DA ESQUERDA PARA A DIREITA: PSL ABRIGA EX-ALIADOS DO PT

O Partido Social Liberal (PSL) do presidente Jair Bolsonaro é a segunda maior bancada da Câmara dos Deputados, com 52 parlamentares e possui quatro senadores. Sendo que foi o partido que mais cresceu nas assembleias legislativas e na Câmara Distrital. A legenda subiu de 16 cargos em 2014 para 76 nas Eleições 2018.

Com todo esse sucesso é normal que muitos se agreguem com o intuito de participar do partido, porém sem a mínima noção que representam a direita brasileira. E muitos que entrarão na onda de renovação bolsonariana que inunda o país sequer possuem identidade com os pensamentos de direita; na verdade são esquerdistas que surfam na onda e que em breve serão desmascarados, sedo somente uma questão de tempo.

Uma breve pesquisa e encontramos um caso interessante na comissão provisória do PSL do estado do Rio Grande do Sul, sob a presidência do tenente-coronel Luciano Lorenzini Zucco o deputado estadual mais votado com 166.747 votos nas eleições de 2018. Ex-coordenador do Gabinete de Segurança da Presidência da República nas gestões dos petistas Luiz Inácio Lula da Silva e Dilma Rousseff, um especialista na área de inteligência e análise de risco.

Entretanto não houve entre o presidente do diretório estadual do PSL e seus ex-chefes qualquer relação política, apenas cumpriu profissionalmente suas funções enquanto esteve lotado no gabinete. Estavam em um campo político oposto, ele a direita em seus ideais.

Comissão Provisória Diretório PSL/RS

Um olhar mais acurado e encontramos entre os membros do diretório, o Vogal: Diógenes Berthes Da Silva, policial militar da reserva, candidato quatro vezes a cargos eletivos, a primeira em 2006 pelo PSDB concorreu a uma vaga na assembleia do RS, em 2008 a vereador pelo PDT e 2012 pelo PT.

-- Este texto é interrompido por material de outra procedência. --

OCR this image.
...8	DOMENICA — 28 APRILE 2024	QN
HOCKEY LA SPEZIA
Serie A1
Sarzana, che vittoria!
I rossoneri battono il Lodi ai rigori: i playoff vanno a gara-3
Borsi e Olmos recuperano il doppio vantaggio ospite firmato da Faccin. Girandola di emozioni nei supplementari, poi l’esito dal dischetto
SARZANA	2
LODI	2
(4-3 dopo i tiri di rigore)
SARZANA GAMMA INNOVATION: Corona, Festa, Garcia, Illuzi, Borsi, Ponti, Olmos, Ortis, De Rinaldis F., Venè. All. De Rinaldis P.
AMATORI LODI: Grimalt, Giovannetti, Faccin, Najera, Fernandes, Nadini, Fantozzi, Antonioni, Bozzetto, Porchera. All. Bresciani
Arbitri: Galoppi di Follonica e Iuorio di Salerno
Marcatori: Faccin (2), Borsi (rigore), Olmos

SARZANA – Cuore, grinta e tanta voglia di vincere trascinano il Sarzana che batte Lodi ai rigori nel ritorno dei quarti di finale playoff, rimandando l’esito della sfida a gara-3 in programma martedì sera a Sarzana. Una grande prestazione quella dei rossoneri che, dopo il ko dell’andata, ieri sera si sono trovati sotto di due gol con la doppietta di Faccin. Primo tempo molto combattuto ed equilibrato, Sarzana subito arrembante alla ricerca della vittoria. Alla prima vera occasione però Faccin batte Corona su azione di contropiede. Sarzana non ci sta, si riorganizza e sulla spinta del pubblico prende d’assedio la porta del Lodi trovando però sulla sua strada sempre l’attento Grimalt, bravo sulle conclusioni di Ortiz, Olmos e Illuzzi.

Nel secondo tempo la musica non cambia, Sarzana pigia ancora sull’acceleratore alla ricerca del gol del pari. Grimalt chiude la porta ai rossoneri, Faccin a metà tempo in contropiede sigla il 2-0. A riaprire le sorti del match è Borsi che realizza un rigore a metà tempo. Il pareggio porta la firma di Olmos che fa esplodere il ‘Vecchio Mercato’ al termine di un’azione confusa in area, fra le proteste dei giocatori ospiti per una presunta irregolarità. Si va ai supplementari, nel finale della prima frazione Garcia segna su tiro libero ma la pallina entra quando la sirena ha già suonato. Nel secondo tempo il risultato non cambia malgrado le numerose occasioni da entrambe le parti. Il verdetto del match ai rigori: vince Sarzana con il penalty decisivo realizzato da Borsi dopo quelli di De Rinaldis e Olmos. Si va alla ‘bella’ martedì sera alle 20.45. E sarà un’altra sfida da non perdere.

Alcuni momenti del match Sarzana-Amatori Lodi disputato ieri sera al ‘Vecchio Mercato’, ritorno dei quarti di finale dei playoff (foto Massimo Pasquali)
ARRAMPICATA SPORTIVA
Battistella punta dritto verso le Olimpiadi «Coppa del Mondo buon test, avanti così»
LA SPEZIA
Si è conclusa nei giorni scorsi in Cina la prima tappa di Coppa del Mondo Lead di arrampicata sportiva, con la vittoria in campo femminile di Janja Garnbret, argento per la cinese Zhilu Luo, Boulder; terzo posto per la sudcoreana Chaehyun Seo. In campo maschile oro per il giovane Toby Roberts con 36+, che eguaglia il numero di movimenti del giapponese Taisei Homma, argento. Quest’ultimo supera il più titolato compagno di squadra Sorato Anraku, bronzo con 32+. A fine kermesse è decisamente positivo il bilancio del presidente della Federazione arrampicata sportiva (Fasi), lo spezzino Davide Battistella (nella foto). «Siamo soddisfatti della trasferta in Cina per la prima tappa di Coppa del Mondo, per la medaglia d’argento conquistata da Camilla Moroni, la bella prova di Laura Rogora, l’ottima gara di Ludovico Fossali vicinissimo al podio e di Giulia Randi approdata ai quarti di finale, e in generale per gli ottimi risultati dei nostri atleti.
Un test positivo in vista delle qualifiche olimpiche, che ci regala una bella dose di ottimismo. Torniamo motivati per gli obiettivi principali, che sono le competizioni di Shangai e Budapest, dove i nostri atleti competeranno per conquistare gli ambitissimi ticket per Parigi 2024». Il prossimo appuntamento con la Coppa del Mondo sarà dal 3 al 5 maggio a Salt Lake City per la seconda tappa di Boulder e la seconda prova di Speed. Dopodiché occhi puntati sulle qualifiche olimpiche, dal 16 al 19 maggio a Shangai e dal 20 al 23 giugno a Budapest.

No ano de 2010 quando foi candidato a Deputado Estadual pelo Partido dos trabalhadores (PT), e consta em sua prestação de contas uma doação de recursos da deputada federal Maria do Rosário (PT), muito conhecida pela sua rivalidade com o atual presidente da república, Jair Bolsonaro (PSL).

Outro Lado

O tenente da reserva, Diógenes Berthes Da Silva, explicou a reportagem do Marreta Urgente que nunca foi filiado ao Partido dos Trabalhadores, e sequer participou de reuniões partidárias. “Conforme a prerrogativa da lei eleitoral que permite aos militares uma condição especial para concorrerem a cargos eletivos”. Dessa forma ele apenas concorreu aos cargos. Sem caracterizar o viés ideológico.

Sobre a doação que consta em sua prestação de contas, de valores doados pela deputada federal Maria do Rosário (PT), ele explicou que os santinhos dos candidatos a deputado federal, estavam vinculados a uma dobradinha com os candidatos a estadual e assim os recursos eram destinados para os santinhos e materiais de campanha.

Relatou ainda, que sequer teve “qualquer contato com a deputada federal Maria do Rosário (PT) e que optou por concorrer pelo Partido dos Trabalhadores, porque na época era o partido em maior evidência no país”. Sem que isso implicasse uma posição ideológica.